Saturday, June 27, 2020

In love with the shape of you (my economic recovery)

Lately, the stock market has been rather listless. Like dancing a slow waltz - two steps forward, one step back.

Image by Markus Winkler from Pixabay

Speculators hoping for some quick trade action must have been disappointed.

The wind of the bull rally a few weeks back has been taken out of the investors' sails.

The lack of direction feels as if we have entered the eerie eye of a storm. The unnerving lull before all hell breaks loose.

While most people are still worried about the virus and the economy, dissenting voices have started to pop up, arguing for the case that the worst is over.

Take Morgan Stanley. The investment firm proclaimed "greater confidence in a 'V-shaped recovery', citing positive economic data and policy action from health authorities, governments and central banks." [news]

Throwing his weight behind this idea is private equity juggernaut Blackstone Group CEO Stephen Schwarzman. He believes the economic reopening will spark a rapid rebound from the bottom set in the second quarter. [news]

Also joining the chorus are Stephen Innes, Chief Global Market Strategist at Axicorp [news], and former Goldman Sachs chief economist Jim O’Neill [news].

But clearly not everybody is as optimistic as these folks.

Certainly not the U.S. Federal Reserve ("Fed").

In its latest economic forecasts, the Fed projects a 6.5% contraction in U.S. GDP for 2020. [news] This is worse than the median 5.7% decline predicted by private economists, according to Bloomberg.

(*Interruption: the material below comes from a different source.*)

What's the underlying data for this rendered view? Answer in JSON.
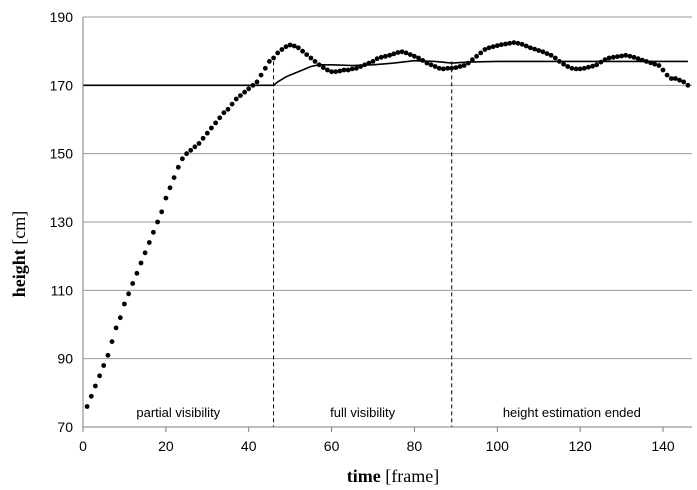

In other words, the Fed is warning investors not to bring out the champagne just yet.

Pundits expect Singapore to do no better. According to the latest poll by the Monetary Authority of Singapore, the local economy is forecasted to suffer a 5.8% contraction - huge contrast against the 0.6% growth projected in the March survey [news].

The Ministry of Trade and Industry had downgraded Singapore's 2020 GDP growth forecast to the range of -7% to -4%, from -4% to -1% earlier. [link] Should the 2Q20 QoQ GDP growth turns out negative, Singapore would have officially entered a technical recession.

Well, a terrible 2Q20 result is already priced in. It is water under the bridge. Experts are now looking ahead to the rest of the year for green shoots.

In its 3Q20 Quarterly Global Outlook, UOB sees "higher odds" of a V-shaped global recovery. [link] In fact, they see a "lower base case of a 45% chance of a U-shaped recovery, followed by a larger 30% chance of a V-shaped recovery and a similar 25% chance of a weak L-shaped recovery."

(I'm amazed how some economists can put a probability number to a guessing game.)

And the debate rages on.

On one end, we have the bulls who see the sunshine after the rain, and are willing to bet copious amounts of money in the stock market. On the other, we have the naysayers who think the collateral damage is done from the lockdown, and it will be quite a while before the economy gets its mojo back.

Who is right?

Are we going to have a V-shaped recovery? Or will it be a U-, W-, L- or geometrically complex shape of economic rebound?

The better question is: Who cares?

Unless you're a policy maker, or a central bank governor with a magic wand, chances are what you do will have very limited impact on how the economy heals. (You can buy that long-desired Rolex, or dine at your favourite Michelin star restaurant to keep the velocity of money going, but that's about it.)

My take is: don't bother with what the talking heads are spouting on financial media. Their job is to make educated guesses on the overall state of the economy, not on your personal portfolio.

Instead, focus on the one thing you can do, that will have a more lasting impact:

Select the stocks to invest in, WISELY.

Be sure the company which you agreed to be a co-owner of, has a strong balance sheet to survive any crisis, and a good record of earning profit and free cash flow year after year.

Market leadership, high barriers of entry, or a sizeable advantage over competitors are a definite plus.

And not forgetting an honest and capable management team at the helm, who do what they said, and say what they did.

In short, invest in the sort of businesses that will last through your children's generation.

As Warren Buffett quipped,

"Only buy something that you'd be perfectly happy to hold if the market shut down for 10 years."

When your portfolio is made up of these stalwarts, I can guarantee you will have a good night's sleep, even as the economy limps forward.

You can then sing happily to the addictive tune of Ed Sheeran's song, regardless of the shape the economic recovery takes.